Whoever said this has been proven wrong. This stuff works, it's just expensive. The only real question is: when will formal verification be convenient enough to be widely used in industry. I reckon that's 15-20 years away. Right now organisations like Facebook (http://fbinfer.com) and Microsoft (https://www.fstar-lang.org) use it, but sparingly.
Facebook's Infer is just an ordinary static analysis tool, albeit one inspired by separation logic. It is unsound and does not prove that code is correct.
The problem is most languages we use are not very safe, and which means if you have one unverified part in code, you can't prove code correct. I read a paper recently which tried to do modular verification of C by adding runtime contracts are boundaries[1]. Theory wise its sound, but it's really slow. You may even have to rewrite code certain ways to make it perform better.
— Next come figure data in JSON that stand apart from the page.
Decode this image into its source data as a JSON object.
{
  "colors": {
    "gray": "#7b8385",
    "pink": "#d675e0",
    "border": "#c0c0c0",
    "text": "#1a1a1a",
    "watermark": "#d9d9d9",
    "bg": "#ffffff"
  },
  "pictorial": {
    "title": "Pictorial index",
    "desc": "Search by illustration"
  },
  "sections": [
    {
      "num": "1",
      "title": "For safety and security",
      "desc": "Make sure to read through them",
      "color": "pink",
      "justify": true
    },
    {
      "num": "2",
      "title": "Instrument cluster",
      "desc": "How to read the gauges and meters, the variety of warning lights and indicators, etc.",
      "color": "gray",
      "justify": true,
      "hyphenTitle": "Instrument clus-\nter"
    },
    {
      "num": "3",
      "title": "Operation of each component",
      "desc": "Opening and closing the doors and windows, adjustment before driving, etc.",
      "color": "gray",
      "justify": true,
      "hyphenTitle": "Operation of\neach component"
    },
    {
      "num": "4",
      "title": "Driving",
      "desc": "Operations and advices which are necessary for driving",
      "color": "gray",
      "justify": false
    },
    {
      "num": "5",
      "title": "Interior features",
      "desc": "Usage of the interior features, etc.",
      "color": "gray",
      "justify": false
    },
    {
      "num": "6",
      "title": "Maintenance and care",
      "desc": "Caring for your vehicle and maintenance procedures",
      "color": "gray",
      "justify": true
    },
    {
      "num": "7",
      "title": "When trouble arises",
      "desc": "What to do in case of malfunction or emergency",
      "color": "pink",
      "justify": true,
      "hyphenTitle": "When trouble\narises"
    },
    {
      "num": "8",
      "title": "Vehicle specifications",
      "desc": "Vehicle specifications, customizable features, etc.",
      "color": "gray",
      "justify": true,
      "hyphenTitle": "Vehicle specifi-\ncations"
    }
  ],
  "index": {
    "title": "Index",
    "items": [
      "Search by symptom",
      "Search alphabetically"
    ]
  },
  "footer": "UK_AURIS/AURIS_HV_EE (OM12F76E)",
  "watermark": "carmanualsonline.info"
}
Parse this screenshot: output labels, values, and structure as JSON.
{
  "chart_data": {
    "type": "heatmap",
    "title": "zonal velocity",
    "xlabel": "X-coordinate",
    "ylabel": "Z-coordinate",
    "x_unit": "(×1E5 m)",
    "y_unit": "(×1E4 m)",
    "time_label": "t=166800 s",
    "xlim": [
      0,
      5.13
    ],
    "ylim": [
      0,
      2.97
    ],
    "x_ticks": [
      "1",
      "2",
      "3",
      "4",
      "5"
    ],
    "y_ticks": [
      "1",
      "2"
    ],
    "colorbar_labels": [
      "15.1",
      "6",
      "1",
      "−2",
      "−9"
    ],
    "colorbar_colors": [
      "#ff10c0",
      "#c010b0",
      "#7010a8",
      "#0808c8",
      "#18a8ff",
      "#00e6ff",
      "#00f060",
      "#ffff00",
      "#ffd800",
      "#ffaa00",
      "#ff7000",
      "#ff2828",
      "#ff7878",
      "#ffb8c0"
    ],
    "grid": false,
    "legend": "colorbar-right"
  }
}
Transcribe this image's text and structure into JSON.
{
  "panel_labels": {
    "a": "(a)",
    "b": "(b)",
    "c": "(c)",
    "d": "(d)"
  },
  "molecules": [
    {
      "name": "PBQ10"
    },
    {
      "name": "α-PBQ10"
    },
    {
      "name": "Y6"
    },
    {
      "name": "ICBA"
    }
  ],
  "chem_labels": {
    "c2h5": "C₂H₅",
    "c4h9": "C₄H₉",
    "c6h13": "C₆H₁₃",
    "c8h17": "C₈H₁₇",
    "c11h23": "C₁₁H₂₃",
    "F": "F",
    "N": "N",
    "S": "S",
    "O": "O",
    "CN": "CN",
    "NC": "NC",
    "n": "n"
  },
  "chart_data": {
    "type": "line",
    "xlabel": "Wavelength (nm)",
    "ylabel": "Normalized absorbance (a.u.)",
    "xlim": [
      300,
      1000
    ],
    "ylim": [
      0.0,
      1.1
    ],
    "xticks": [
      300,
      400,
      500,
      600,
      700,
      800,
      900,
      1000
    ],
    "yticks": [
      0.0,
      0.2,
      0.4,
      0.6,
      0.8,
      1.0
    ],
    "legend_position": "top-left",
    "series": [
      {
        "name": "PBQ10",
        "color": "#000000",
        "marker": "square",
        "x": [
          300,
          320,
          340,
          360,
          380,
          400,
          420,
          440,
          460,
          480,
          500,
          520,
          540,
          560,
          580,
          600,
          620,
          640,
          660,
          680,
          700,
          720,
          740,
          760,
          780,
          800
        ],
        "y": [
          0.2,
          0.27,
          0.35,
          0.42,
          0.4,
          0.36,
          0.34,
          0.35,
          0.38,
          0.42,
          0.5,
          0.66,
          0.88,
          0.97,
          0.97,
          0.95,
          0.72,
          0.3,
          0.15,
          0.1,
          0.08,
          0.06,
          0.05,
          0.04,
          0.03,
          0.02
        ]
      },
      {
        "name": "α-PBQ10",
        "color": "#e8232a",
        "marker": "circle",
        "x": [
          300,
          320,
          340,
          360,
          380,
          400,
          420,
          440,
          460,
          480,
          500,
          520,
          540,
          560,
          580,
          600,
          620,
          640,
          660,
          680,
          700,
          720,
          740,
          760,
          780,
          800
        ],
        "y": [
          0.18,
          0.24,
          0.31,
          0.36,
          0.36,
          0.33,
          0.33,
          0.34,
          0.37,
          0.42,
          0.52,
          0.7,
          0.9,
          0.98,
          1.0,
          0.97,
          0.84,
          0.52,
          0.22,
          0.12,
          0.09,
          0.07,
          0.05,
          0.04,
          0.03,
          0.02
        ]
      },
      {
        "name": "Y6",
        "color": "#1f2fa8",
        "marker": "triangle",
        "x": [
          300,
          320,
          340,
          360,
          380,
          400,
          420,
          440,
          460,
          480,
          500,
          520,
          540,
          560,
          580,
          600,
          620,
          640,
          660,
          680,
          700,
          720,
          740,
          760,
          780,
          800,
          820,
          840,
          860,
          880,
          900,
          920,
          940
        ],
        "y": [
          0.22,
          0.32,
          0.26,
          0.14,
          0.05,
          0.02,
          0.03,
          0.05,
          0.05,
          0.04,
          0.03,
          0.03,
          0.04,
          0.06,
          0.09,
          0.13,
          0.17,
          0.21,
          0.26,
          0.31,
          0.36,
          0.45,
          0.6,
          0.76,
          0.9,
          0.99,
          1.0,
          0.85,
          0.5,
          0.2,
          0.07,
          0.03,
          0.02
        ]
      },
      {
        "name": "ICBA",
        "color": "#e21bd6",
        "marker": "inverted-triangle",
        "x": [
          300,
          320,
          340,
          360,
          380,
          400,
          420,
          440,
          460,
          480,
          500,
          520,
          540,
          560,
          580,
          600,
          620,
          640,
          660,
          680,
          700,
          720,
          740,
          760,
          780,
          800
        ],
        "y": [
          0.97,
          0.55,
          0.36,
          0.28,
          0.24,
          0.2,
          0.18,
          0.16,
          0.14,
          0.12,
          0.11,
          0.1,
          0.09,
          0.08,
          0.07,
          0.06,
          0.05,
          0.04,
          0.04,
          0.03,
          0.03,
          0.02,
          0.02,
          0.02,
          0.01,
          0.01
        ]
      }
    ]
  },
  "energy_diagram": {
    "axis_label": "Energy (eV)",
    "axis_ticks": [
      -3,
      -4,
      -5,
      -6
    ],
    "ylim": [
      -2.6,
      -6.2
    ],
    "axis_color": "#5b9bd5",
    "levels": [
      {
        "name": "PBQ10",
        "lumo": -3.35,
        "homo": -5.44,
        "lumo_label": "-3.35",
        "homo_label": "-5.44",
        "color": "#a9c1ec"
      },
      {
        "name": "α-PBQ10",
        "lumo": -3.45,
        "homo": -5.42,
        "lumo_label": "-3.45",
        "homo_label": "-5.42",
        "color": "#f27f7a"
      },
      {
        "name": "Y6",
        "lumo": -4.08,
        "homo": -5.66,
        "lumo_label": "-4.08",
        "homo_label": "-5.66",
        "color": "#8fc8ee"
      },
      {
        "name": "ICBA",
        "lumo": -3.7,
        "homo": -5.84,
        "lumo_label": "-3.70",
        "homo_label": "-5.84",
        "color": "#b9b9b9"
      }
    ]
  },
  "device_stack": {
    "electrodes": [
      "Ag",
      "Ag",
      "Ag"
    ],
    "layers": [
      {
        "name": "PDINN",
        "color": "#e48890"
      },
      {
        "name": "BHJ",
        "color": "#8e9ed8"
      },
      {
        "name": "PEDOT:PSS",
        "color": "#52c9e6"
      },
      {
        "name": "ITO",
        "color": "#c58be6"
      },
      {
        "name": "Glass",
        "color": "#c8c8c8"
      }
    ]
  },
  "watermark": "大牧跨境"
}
It looks like this compiler never actually reports any errors. (It uses the Maybe type, so you just get nothing.)
I appreciate that it's a toy compiler, but I really wish people wouldn't leave that out. The quality of a compiler's user interface almost entirely depends on its error messages, so it's important to demonstrate how that's done.
Quite strange that the article doesn't mention CompCert though, which has an extensive bibliography:
http://compcert.inria.fr/publi.html
Edit: The person I quote is a researcher in formal verification, I think it's Gérard Huet from Inria.